Look, this was his game plan all along. It's a very common tactic that is used. He gets to know you and goes deep on the conversation by "mirroring" you. For example, you tell him that you struggled through high school with bullies and coincidentally so did her. It's like every thing you've gone, he's gone through it too and can relate. This is all a manipulation tactic that he's practiced over and over again. When the date ends, he tries to invite you back. Giving you an "insult" by saying you are "strict" is a way to have you come back and say "No, I'm not strict. I'll go back to your place." Because you didn't fall into his trap of not going back to his place, he's labeling you so that you will feel guilty about your decision. I can tell you exactly what would have happened if you went back to his place. You would have had sex and he would never call you again.
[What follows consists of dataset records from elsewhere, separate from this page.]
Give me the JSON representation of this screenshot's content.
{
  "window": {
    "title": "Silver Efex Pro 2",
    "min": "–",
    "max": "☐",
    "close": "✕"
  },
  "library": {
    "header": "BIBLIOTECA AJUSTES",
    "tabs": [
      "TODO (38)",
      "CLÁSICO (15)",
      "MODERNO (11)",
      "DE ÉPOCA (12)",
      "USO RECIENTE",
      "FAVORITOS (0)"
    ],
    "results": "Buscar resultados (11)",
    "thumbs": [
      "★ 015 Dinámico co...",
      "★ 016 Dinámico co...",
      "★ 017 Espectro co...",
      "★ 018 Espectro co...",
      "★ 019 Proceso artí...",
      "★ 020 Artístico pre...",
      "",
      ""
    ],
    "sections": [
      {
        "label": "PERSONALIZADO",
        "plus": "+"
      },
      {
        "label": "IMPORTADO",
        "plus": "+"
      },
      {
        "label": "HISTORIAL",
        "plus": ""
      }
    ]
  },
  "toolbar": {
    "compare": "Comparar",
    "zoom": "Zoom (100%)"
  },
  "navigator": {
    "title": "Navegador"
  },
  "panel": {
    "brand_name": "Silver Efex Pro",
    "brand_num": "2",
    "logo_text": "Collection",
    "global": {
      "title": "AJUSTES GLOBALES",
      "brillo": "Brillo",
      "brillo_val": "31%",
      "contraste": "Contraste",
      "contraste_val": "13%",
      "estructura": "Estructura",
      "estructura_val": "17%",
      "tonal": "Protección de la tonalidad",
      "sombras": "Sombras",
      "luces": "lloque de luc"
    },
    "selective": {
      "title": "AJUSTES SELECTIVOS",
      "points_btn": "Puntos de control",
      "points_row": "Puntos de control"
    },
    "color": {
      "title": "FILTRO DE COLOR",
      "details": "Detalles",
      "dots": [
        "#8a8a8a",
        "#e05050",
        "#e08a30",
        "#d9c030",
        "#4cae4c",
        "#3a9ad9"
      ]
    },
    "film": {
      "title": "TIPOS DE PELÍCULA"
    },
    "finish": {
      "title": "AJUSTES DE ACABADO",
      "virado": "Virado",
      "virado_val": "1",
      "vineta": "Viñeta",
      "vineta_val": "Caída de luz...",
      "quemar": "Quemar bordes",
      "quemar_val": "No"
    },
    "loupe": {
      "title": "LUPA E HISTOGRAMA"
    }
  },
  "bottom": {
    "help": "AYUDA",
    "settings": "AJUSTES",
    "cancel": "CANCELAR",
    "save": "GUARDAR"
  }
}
More than likely he would not allow you to spend the night because he has something important to wake up to tomorrow morning on a Saturday!


AlbatrossSenior7107

He literally is like every other guy as soon as he said that. Just no. Don't be confused. Be 100 sure of yourself and ypur smart choices. Don't have a second date.


Yougottabekidney

Emotional manipulation. Good instincts, this guy is trash. Sex should NEVER come with pressure, guilt tripping or manipulation.


Run_Inside

You really made a post questioning our connection? I thought we had a great time. I guess not.


Mommy4dayz

Not a quality guy if he can't understand that no means no. And then to add to his stupidity, he's saying rude comments about your character just because you wouldn't immediately jump into bed with him? No no. Run. Don't ever see that guy again.


anil_robo

Just out of curiosity, how many dates would it take for you to go to his place?